Warisan Jonan

Bagi generasi seperti saya pasti pernah mengalami betapa naik kereta api di tahun 90an hingga awal 2000an adalah pengalaman yang tidak pernah bisa dilupakan, tidak tepat waktu, gerbong kotor dan jorok, stasiun ala kadarnya. Bagi yang naik kereta ekonomi pelayananya sangat tidak manusiawi, ketika tidur kaki bertemu kepala disela-sela kursi, sungguh pengalaman buruk yang kini tinggal menjadi kenangan.

Belum lagi cerita soal KRL Jabodetabek, di awal masuk Jakarta tahun 2000 saya masih “menangi” betapa layanan KRL sangat buruk, penumpang bergelantungan di pintu-pintu KRL, bahkan penumpang naik di atap KRL menjadi pemandangan biasa di pagi dan sore hari. Pekerja kantoran yang wangi harus berebut tempat dengan ayam atau juga karung jualan orang seputar Jakarta yang ingin mengadu nasib di Ibukota. Jangan tanya bagaimana kondisi stasiunnya, semrawut, pedagang tidak tertib, sampah dimana-mana.

Kini perjalanan kereta sudah sangat jauh berbeda 180 derajat. Sejarah mencatat seorang bernama Ignasius Jonan, arek Surabaya inilah yang berhasil merombak total KAI. Jonan tidak lama memimpin KAI, hanya 5 tahun, dari tahun 2009 hingga 2014, tapi jejak-jejaknya masih tertinggal di KAI hingga kini. Kalau anda bertanya, kenapa KAI bisa seperti sekarang, saya yakin 99% publik akan menjawab karena Jonan.

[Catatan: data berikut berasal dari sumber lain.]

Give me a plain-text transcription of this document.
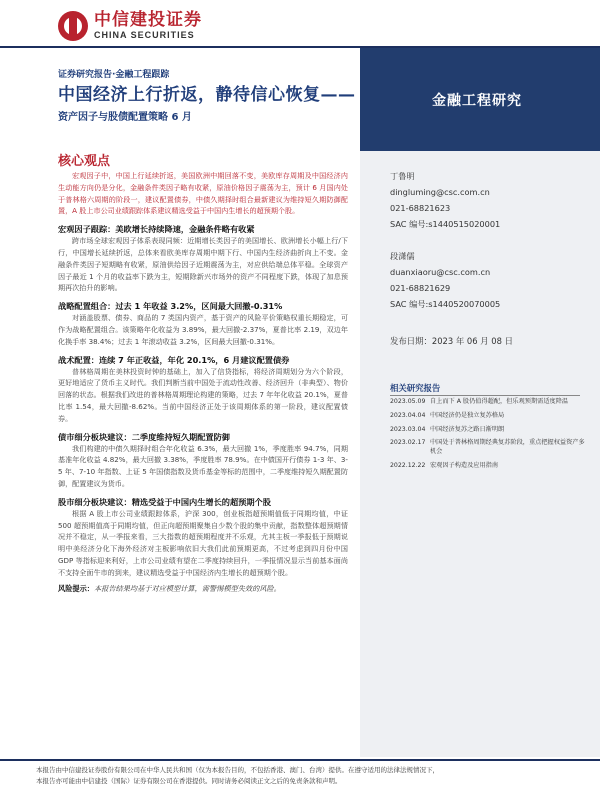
中信建投证券
CHINA SECURITIES
证券研究报告·金融工程跟踪
中国经济上行折返，静待信心恢复——
资产因子与股债配置策略 6 月
金融工程研究
核心观点
宏观因子中，中国上行延续折返，美国欧洲中期回落不变，美欧库存周期及中国经济内生动能方向仍是分化，金融条件类因子略有收紧，原油价格因子震荡为主，预计 6 月国内处于普林格六周期的阶段一，建议配置债券，中债久期择时组合最新建议为维持短久期防御配置，A 股上市公司业绩跟踪体系建议精选受益于中国内生增长的超预期个股。
宏观因子跟踪：美欧增长持续降速，金融条件略有收紧
跨市场全球宏观因子体系表现同频：近期增长类因子的美国增长、欧洲增长小幅上行/下行，中国增长延续折返，总体来看欧美库存周期中期下行、中国内生经济曲折向上不变。金融条件类因子短期略有收紧，原油供给因子近期震荡为主，对应供给端总体平稳。全球资产因子最近 1 个月的收益率下跌为主，短期除新兴市场外的资产不同程度下跌，体现了加息预期再次抬升的影响。
战略配置组合：过去 1 年收益 3.2%，区间最大回撤-0.31%
对涵盖股票、债券、商品的 7 类国内资产，基于资产的风险平价策略权重长期稳定，可作为战略配置组合。该策略年化收益为 3.89%，最大回撤-2.37%，夏普比率 2.19，双边年化换手率 38.4%；过去 1 年滚动收益 3.2%，区间最大回撤-0.31%。
战术配置：连续 7 年正收益，年化 20.1%，6 月建议配置债券
普林格周期在美林投资时钟的基础上，加入了信贷指标，将经济周期划分为六个阶段，更好地适应了货币主义时代。我们判断当前中国处于流动性改善、经济回升（非典型）、物价回落的状态。根据我们改进的普林格周期理论构建的策略，过去 7 年年化收益 20.1%，夏普比率 1.54，最大回撤-8.62%。当前中国经济正处于该周期体系的第一阶段，建议配置债券。
债市细分板块建议：二季度维持短久期配置防御
我们构建的中债久期择时组合年化收益 6.3%，最大回撤 1%，季度胜率 94.7%，同期基准年化收益 4.82%，最大回撤 3.38%，季度胜率 78.9%。在中债国开行债券 1-3 年、3-5 年、7-10 年指数、上证 5 年国债指数及货币基金等标的范围中，二季度维持短久期配置防御，配置建议为货币。
股市细分板块建议：精选受益于中国内生增长的超预期个股
根据 A 股上市公司业绩跟踪体系，沪深 300，创业板指超预期值低于同期均值，中证 500 超预期值高于同期均值，但正向超预期聚集自少数个股的集中贡献，指数整体超预期情况并不稳定，从一季报来看，三大指数的超预期程度并不乐观，尤其主板一季报低于预期说明中美经济分化下海外经济对主板影响依旧大我们此前预期更高，不过考虑到四月份中国 GDP 等指标迎来利好，上市公司业绩有望在二季度持续回升，一季报情况显示当前基本面尚不支持全面牛市的到来，建议精选受益于中国经济内生增长的超预期个股。
风险提示：本报告结果均基于对应模型计算，需警惕模型失效的风险。
丁鲁明
dingluming@csc.com.cn
021-68821623
SAC 编号:s1440515020001
段潇儒
duanxiaoru@csc.com.cn
021-68821629
SAC 编号:s1440520070005
发布日期：2023 年 06 月 08 日
相关研究报告
2023.05.09 自上而下 A 股仍值得超配，但乐观预期需适度降温
2023.04.04 中国经济仍是独立复苏格局
2023.03.04 中国经济复苏之路日渐明朗
2023.02.17 中国处于普林格周期经典复苏阶段，重点把握权益资产多机会
2022.12.22 宏观因子构造及应用指南
本报告由中信建投证券股份有限公司在中华人民共和国（仅为本报告目的，不包括香港、澳门、台湾）提供。在遵守适用的法律法规情况下，
本报告亦可能由中信建投（国际）证券有限公司在香港提供。同时请务必阅读正文之后的免责条款和声明。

Transformasi KAI yang dilakukan Jonan berbuah manis, tidak hanya peningkatan layanan KAI yang semakin paripurna, tapi juga tercermin dari kinerja keuangan yang semakin sehat. Tahun 2013, KAI mencatatkan peningkatan laba hingga mencapai Rp 560,4 miliar. Melalui restrukturisasi dan penertiban aset, Jonan juga berhasil meningkatkan total aset KAI dari Rp 5,7 triliun pada tahun 2008 menjadi Rp 15,2 triliun pada tahun 2013.

Pertanyaannya, apa pelajaran yang bisa diambil dari cara Jonan mentranformasi KAI?

Pertama. Kepemimpinan yang kuat dan visioner. Jonan menerapkan gaya kepemimpinan yang tegas tapi tetap fokus pada tujuan jangka panjang. Ia berani mengambil keputusan tidak populer seperti merombak sistem kerja, memperketat disiplin karyawan, hingga melakukan rotasi jabatan besar-besaran. Awal Jonan memimpin terjadi gejolak luar biasa dari internal KAI, tapi Jonan tidak bergeming.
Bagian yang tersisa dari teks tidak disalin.